Sutter: How do you know my name?
Aimee: We go to the same school. You wouldn't know who I am.
Sutter may not know Aimee's name, but he's a good hearted kid and decides that he'll help her out by taking her to parties and introducing her to other boys.
But the more he talks with Aimee, the more he likes her.
Sutter: You're 17 years old. you don't have an ex boyfriend?
Aimee: No. Guys don't look at me like that.
Sutter: That's shocking. Absolutely, guys look at you like that. I just saw two guys look at you like that. Eric Wolf and Cody Dansen were…
Aimee: No. We were just talking.
Sutter: 100 percent.
Aimee: No, no. There's absolutely no way.
Sutter: Yes they were. Why don't you think they were hitting on you?
Aimee: Cause, I'm just…they weren't.
Sutter: Because what? Aimee, you're absolutely beautiful.
Aimee: Oh my god, no.
(So he plants a long kiss on her lips, and after he pulls away, she giggles awkwardly.)

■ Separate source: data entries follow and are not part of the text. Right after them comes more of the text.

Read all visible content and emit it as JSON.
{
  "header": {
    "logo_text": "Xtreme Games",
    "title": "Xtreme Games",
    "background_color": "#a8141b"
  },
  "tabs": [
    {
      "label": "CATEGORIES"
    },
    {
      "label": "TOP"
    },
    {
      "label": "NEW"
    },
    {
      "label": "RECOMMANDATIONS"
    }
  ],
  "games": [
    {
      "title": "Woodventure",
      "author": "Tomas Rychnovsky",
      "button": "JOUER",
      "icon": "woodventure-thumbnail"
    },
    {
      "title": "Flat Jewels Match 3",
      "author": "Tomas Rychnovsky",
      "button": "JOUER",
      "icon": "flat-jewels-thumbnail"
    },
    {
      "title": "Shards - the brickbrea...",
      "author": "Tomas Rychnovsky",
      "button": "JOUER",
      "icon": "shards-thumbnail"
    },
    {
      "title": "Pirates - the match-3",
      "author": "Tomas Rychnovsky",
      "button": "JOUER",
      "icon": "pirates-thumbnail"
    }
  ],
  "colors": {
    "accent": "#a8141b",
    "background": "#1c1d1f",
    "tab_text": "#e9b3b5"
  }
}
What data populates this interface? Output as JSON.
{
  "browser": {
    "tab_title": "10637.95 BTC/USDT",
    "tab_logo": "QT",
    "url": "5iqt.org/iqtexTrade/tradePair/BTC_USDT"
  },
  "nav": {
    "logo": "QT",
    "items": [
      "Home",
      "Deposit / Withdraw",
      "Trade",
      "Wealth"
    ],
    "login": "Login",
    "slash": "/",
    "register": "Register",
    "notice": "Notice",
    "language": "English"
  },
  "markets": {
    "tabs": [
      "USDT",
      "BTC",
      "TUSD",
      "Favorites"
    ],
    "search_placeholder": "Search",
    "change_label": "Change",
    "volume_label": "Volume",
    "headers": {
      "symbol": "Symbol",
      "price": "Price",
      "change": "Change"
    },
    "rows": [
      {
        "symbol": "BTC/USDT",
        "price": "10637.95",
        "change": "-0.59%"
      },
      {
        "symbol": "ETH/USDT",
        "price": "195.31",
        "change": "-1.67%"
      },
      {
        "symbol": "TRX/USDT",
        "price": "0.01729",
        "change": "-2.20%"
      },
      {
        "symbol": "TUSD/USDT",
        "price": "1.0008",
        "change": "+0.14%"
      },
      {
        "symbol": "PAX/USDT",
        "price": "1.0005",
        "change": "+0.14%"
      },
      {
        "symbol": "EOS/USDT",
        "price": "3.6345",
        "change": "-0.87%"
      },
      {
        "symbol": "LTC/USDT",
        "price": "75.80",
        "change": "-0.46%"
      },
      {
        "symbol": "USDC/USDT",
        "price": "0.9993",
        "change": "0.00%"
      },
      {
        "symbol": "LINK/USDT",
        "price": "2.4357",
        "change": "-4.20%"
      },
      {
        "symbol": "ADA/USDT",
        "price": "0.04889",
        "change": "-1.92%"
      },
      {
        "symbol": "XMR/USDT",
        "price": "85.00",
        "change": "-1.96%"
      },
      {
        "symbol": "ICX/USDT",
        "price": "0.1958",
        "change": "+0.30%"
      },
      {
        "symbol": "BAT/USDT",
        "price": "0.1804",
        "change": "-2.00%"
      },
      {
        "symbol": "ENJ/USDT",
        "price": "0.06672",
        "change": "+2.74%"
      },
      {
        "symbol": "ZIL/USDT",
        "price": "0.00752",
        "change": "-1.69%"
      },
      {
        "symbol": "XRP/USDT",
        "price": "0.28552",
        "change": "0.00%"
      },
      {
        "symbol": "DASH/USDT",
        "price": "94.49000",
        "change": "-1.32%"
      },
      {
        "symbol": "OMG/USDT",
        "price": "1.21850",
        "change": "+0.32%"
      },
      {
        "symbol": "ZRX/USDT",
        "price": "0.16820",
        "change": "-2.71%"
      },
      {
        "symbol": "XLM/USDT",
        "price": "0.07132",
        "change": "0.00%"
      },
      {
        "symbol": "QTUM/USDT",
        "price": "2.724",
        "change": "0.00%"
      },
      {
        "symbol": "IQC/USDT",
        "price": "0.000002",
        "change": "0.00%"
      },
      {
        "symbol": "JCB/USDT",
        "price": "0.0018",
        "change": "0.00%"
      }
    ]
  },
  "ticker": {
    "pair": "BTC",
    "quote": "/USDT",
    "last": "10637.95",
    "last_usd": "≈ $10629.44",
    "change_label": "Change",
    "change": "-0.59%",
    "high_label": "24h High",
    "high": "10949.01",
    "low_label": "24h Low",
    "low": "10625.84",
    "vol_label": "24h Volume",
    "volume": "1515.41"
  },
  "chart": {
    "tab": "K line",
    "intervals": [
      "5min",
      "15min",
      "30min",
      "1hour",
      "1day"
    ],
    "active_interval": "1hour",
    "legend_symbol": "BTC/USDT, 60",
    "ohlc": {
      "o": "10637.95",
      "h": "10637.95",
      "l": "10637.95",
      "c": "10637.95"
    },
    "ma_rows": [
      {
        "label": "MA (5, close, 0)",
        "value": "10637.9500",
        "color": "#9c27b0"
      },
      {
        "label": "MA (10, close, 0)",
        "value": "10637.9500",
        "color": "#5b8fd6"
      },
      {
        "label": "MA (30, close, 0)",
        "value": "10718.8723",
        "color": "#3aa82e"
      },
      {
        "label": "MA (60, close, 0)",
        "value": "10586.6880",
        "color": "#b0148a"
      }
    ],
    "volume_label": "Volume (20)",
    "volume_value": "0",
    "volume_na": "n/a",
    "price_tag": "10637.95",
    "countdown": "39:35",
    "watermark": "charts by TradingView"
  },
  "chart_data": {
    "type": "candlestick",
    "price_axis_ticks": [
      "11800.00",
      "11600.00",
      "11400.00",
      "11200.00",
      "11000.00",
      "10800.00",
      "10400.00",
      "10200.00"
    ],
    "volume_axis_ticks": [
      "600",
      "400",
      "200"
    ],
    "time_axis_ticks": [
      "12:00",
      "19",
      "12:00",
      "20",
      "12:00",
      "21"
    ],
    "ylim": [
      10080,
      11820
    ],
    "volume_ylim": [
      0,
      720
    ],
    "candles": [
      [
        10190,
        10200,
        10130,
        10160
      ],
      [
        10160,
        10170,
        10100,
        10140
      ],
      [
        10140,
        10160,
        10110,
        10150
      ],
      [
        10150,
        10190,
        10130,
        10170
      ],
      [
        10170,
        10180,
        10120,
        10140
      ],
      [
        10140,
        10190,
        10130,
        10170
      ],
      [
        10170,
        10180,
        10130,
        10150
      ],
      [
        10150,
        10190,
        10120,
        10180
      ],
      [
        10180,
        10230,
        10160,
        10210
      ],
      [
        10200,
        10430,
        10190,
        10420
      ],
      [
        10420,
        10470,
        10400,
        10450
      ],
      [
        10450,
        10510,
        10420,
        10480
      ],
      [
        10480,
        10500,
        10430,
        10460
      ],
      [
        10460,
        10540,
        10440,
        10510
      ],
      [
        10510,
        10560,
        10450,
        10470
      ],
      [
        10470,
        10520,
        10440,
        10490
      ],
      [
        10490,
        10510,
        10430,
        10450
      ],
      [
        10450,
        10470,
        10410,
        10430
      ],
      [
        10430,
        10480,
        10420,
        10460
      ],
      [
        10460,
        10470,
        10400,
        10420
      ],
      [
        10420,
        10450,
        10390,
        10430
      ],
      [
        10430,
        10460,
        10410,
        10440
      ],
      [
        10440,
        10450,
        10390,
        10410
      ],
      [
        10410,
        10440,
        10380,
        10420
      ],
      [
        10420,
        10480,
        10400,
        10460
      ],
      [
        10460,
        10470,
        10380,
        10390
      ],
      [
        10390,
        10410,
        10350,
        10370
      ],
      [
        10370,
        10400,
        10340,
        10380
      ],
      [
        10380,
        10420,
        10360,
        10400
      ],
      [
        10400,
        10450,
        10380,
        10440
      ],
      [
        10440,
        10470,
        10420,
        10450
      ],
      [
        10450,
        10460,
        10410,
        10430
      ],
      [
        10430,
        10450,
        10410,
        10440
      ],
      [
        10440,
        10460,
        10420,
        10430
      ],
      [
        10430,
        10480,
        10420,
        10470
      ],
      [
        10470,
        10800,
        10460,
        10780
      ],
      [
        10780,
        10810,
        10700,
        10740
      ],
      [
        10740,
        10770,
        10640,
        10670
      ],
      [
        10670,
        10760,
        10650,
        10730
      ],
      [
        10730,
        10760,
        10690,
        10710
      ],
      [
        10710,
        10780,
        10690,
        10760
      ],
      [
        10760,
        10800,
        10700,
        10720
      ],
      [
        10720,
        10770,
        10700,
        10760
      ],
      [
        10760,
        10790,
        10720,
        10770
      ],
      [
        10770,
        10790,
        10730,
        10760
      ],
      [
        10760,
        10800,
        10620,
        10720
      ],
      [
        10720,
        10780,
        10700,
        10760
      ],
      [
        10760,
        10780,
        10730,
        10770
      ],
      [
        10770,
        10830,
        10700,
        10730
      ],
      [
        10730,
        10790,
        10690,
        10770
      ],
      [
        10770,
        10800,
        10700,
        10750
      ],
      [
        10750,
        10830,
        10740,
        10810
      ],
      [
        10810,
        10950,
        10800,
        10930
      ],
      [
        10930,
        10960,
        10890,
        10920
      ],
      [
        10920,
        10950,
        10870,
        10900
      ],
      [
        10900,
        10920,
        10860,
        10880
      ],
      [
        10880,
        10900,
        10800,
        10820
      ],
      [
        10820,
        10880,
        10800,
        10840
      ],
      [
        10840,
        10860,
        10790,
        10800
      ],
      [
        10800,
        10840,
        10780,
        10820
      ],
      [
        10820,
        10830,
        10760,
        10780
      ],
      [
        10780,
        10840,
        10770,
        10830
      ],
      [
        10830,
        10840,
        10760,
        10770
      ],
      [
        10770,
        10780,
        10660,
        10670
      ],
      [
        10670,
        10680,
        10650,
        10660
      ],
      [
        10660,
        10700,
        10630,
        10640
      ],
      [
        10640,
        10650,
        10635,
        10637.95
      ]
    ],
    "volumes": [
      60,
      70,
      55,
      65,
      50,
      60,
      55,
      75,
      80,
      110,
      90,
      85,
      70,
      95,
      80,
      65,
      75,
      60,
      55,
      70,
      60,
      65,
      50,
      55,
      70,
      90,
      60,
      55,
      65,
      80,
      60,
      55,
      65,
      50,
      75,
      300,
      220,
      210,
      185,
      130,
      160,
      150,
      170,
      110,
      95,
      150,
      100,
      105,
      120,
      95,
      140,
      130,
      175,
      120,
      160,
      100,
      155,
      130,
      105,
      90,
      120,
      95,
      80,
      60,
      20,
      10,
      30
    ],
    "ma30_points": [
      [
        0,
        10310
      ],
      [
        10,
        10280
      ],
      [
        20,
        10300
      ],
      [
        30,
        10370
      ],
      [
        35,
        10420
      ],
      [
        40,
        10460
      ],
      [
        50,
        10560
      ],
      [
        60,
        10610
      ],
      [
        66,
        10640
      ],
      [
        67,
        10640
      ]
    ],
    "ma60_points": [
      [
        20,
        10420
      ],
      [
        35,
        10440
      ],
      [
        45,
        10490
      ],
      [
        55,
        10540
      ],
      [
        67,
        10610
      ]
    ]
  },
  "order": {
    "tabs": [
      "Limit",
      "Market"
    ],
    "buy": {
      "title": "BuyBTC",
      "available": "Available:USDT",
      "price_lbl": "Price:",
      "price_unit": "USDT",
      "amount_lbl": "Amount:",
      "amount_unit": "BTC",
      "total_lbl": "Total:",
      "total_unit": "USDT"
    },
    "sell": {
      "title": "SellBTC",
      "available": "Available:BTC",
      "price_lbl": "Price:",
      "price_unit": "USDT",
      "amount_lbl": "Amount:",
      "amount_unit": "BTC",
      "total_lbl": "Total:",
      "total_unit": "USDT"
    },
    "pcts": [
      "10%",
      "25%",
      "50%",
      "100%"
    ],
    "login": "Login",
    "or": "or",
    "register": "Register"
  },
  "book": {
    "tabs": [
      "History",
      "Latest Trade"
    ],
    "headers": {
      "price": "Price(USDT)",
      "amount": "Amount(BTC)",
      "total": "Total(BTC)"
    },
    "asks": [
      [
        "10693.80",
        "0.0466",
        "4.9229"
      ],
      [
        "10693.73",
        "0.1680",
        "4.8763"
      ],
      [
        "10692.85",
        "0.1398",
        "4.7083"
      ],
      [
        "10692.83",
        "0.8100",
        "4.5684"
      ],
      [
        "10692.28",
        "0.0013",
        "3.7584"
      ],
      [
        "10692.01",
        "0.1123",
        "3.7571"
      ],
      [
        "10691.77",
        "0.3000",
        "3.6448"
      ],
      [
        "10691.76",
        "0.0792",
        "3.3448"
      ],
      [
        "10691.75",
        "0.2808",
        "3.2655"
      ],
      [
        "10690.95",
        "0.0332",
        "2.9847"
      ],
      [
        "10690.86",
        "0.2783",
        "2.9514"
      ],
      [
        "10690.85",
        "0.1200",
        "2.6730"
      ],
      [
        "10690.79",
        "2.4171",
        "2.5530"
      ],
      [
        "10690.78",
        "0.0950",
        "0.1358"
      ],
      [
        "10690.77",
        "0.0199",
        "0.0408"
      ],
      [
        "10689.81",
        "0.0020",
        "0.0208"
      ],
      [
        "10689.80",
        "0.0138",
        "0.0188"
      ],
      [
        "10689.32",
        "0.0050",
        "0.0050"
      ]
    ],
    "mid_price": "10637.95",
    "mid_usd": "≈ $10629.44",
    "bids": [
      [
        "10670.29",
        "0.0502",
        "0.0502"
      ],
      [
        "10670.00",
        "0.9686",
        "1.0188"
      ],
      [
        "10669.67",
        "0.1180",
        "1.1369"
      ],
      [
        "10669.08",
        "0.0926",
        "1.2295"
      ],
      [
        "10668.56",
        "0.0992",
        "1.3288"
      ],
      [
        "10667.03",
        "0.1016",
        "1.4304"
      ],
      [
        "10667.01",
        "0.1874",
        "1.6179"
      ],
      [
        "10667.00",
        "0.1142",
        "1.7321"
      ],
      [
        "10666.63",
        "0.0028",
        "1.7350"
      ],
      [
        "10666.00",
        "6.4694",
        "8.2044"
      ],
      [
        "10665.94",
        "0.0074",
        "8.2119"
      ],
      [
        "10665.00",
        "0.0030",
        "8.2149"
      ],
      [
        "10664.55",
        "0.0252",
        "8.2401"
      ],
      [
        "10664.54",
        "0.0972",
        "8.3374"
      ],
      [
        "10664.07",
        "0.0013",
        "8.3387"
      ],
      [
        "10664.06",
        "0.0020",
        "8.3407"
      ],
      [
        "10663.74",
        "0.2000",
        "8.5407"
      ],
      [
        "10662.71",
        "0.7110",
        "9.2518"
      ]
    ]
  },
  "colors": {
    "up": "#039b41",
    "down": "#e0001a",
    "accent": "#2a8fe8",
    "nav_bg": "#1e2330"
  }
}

All of the dialogue is this realistic. And the acting is superb.
Aimee is surprised that Sutter is interested, and he's surprised to be attracted to someone who's not one of the popular girls at his school.
Sutter: What's your story?
Aimee: I don't really have any stories.
Sutter: What do you mean? Everybody's got a story.
Aimee: I don't know. I'd like to think there's more to a person than just one thing.
The two are able to help each other with family problems, but there are also conflicts between them.
A big one is that Sutter is an alcoholic who carries a flask everywhere he goes. Another is that she wants to go to college and he wants to stay right where he is.
But Sutter is more vulnerable than he appears and Aimee is stronger than she seems.
Their refreshing story is the best coming-of-age film I've seen since THE PERKS OF BEING A WALLFLOWER.